The flooring that had been in place at Loeffler’s home beforehand was waterproof and less than two years old, she said, so it merely needed to be dried out with fans. Instead, she said, she had to pay more than $5,000 to replace the flooring that the contractor ripped out.
A costly fight
Sherry Loeffler poses for a portrait near her townhouse at Lake Wylie. She has been mired in a lengthy court fight after her HOA hit her with nearly $12,000 in fines – over windows that she says they approved. “I want other homeowners to know this can happen to them,” she said. “And if they don’t have the money to fight it, they could lose their homes.”
Because of her legal costs, Loeffler had to delay helping her teenage daughter pay for college and a car, she said.

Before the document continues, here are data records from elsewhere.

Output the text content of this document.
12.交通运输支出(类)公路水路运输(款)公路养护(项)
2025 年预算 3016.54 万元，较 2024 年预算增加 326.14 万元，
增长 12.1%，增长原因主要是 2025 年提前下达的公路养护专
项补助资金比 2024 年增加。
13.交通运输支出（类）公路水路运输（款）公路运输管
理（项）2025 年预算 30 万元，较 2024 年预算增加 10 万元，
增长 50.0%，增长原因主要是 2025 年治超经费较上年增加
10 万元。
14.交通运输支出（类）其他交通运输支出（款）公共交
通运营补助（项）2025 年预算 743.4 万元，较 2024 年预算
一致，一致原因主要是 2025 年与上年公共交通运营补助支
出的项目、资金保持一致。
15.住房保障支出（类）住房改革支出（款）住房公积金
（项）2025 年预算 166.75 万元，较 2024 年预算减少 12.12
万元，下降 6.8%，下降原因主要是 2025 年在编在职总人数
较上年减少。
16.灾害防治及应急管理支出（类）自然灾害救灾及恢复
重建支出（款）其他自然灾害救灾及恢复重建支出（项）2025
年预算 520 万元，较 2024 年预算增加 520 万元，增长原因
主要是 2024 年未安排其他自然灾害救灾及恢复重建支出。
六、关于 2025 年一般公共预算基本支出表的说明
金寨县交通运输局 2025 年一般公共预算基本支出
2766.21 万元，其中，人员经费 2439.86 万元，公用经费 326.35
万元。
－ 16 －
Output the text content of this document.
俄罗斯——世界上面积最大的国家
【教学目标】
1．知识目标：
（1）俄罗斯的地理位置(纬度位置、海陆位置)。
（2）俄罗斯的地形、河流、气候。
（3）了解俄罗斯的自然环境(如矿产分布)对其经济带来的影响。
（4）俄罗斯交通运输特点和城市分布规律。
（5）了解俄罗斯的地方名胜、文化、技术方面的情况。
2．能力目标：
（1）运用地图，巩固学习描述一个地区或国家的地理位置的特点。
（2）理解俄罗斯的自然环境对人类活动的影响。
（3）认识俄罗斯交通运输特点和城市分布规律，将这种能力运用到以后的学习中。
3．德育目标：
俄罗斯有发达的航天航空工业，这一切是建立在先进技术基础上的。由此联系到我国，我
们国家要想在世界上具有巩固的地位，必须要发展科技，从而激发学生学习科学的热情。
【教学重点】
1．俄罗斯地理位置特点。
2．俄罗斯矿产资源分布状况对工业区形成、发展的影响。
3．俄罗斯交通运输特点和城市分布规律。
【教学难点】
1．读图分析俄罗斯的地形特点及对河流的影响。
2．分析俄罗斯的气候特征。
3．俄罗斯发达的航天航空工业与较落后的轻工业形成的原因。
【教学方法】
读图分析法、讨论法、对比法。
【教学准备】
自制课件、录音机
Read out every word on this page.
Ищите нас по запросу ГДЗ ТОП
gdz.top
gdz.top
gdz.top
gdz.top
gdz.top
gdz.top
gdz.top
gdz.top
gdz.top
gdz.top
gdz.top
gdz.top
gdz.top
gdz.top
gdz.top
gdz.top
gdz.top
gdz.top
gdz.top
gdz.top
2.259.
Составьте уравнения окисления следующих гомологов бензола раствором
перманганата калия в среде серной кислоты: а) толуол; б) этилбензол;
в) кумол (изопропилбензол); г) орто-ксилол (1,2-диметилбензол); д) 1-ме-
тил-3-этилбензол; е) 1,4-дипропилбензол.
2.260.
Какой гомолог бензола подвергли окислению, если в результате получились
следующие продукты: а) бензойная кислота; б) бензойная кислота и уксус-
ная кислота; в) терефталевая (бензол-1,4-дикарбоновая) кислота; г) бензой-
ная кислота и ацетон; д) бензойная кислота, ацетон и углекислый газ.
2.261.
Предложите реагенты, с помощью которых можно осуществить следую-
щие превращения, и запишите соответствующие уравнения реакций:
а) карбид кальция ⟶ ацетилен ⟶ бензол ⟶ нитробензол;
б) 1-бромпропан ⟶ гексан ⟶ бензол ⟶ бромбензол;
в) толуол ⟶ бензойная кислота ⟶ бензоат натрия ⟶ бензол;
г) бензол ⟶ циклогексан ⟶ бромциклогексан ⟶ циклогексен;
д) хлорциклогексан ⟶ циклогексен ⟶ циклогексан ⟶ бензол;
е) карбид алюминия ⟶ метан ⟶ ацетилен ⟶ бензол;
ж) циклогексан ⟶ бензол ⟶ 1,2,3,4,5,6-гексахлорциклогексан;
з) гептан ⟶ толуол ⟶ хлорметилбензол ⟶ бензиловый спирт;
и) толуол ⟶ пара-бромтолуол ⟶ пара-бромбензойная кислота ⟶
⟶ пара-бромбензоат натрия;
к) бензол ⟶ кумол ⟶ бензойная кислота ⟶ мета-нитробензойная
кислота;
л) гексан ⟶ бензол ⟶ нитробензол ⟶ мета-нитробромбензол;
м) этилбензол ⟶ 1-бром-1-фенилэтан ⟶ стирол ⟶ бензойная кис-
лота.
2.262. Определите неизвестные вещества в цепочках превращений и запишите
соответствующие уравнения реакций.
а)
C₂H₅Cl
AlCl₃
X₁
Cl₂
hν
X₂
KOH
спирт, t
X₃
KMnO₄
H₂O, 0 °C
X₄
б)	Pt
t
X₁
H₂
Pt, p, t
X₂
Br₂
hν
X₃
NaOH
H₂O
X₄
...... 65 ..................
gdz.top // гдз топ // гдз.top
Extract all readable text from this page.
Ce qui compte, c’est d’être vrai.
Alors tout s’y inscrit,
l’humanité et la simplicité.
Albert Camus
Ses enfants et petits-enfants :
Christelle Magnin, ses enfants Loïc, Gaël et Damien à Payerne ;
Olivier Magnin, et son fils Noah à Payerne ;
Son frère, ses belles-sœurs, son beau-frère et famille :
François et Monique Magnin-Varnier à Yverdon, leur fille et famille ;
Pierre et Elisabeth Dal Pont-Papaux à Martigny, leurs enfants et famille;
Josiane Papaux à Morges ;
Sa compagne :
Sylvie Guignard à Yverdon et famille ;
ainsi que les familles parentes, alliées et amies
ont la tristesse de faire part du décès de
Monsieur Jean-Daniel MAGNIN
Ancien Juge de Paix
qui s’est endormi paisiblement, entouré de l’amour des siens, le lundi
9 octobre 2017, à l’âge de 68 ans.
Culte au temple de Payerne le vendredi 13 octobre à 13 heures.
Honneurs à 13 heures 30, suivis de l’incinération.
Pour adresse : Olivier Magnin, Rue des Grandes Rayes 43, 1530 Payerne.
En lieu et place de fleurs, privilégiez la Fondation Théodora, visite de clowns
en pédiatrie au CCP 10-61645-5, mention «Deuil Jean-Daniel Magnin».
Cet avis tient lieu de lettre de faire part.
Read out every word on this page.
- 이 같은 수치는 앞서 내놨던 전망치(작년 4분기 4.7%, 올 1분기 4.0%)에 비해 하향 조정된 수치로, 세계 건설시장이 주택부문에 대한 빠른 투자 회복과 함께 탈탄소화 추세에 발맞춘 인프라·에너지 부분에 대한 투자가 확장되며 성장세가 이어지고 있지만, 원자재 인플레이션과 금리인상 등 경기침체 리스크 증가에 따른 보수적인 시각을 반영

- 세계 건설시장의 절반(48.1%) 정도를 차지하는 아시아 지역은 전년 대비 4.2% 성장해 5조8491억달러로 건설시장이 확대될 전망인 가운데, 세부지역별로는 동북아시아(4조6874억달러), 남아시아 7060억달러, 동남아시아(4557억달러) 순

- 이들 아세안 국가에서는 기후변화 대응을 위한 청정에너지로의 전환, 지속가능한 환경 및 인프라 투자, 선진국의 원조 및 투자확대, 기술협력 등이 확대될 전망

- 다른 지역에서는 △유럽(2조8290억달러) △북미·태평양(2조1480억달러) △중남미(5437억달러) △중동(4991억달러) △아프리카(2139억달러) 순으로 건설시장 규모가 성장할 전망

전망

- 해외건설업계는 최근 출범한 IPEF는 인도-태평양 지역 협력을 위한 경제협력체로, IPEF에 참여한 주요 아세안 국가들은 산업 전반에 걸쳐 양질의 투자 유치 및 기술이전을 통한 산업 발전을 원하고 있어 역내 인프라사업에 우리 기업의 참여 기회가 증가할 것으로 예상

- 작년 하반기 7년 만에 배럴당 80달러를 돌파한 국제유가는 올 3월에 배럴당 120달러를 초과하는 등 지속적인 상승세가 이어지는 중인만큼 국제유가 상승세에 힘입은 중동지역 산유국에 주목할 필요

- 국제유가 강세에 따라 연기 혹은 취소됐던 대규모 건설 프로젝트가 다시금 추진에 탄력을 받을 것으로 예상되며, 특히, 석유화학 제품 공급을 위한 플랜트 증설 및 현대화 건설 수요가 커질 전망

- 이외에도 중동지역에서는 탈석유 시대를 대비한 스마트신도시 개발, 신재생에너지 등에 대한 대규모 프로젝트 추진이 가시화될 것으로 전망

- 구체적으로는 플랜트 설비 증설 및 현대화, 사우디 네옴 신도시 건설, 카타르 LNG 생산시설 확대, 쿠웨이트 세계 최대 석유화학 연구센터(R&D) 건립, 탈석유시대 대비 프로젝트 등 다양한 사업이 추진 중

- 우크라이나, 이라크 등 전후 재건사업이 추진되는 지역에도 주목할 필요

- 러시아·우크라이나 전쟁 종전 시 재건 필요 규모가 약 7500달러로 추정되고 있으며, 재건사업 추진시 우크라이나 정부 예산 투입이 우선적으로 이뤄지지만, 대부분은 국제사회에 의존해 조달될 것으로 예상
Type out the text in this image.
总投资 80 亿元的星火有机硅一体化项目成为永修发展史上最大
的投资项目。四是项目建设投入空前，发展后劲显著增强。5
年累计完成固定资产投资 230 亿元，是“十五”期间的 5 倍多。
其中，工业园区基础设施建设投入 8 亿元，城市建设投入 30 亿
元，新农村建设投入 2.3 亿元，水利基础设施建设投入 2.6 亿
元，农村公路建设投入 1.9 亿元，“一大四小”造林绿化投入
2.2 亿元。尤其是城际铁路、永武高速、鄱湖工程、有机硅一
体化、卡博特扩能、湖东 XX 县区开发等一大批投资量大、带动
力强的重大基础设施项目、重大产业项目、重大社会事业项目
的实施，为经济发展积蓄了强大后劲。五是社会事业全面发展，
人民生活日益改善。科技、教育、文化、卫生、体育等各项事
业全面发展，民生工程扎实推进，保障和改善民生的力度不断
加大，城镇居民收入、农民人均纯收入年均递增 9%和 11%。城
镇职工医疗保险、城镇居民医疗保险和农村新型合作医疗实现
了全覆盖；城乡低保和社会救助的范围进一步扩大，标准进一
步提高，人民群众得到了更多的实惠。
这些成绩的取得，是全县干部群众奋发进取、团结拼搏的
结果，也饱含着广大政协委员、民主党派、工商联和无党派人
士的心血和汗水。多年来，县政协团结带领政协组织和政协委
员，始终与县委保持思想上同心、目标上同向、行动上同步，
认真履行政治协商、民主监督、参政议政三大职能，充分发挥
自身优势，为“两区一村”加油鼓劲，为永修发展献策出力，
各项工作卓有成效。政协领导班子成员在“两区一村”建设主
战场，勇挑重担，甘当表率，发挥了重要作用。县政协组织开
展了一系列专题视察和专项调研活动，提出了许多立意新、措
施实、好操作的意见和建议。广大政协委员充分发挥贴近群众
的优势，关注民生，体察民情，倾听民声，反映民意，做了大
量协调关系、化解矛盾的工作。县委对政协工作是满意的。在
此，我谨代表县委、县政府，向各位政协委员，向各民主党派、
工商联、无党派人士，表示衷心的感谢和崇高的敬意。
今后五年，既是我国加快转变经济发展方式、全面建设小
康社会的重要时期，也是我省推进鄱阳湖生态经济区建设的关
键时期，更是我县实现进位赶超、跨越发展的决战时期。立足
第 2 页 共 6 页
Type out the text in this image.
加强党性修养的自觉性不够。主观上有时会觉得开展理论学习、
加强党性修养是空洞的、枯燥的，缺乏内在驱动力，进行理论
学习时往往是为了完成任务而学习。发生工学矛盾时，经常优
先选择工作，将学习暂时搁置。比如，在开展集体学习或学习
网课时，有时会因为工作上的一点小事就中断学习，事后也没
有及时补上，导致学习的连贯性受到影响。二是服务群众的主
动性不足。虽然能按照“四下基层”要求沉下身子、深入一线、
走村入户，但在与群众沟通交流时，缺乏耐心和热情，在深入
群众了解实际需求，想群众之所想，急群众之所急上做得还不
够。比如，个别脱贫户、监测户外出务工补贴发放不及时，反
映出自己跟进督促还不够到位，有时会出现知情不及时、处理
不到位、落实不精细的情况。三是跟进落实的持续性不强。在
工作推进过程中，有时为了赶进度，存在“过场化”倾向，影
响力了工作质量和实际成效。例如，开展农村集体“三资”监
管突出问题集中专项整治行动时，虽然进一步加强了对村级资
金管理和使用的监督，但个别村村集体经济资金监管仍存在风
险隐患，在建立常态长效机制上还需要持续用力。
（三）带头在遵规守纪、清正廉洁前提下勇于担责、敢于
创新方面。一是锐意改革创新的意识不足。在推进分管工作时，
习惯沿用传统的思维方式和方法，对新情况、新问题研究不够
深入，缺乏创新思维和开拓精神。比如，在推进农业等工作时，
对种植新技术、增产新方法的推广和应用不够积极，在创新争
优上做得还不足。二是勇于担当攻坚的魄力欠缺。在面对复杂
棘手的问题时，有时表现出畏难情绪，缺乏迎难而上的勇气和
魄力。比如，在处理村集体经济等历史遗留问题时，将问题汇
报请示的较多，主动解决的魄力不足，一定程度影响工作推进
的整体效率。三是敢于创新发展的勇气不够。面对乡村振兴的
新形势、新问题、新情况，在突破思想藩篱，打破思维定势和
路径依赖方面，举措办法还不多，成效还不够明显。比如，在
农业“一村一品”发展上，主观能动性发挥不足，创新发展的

The HOA’s lien also kept her from refinancing her 2,000-square-foot home — or selling it in the hot housing market two years ago.
But the toll extended beyond her bank account. She began taking anxiety medication to deal with the stress of it all, she said. In a letter submitted to the court, Loeffler’s doctor said she had suffered from panic attacks and sleep difficulties — and that the ordeal with her HOA has been a major source of her stress.
She feels less comfortable spending time at the neighborhood pool these days because her fight with the HOA has brought her unwanted attention. “Aren’t you the window lady?” some neighbors in her 200-plus townhome community now ask her.
Loeffler said she plans to push for changes that will help others in her position. She’ll ask state lawmakers to create a panel to investigate complaints about HOAs — so that homeowners like her don’t have to spend so much time and money fighting back, she said
“I want other homeowners to know this can happen to them. And if they don’t have the money to fight it, they could lose their homes,” she said. “HOAs shouldn’t be allowed to have this kind of power.”
News & Observer data reporter David Raynor contributed.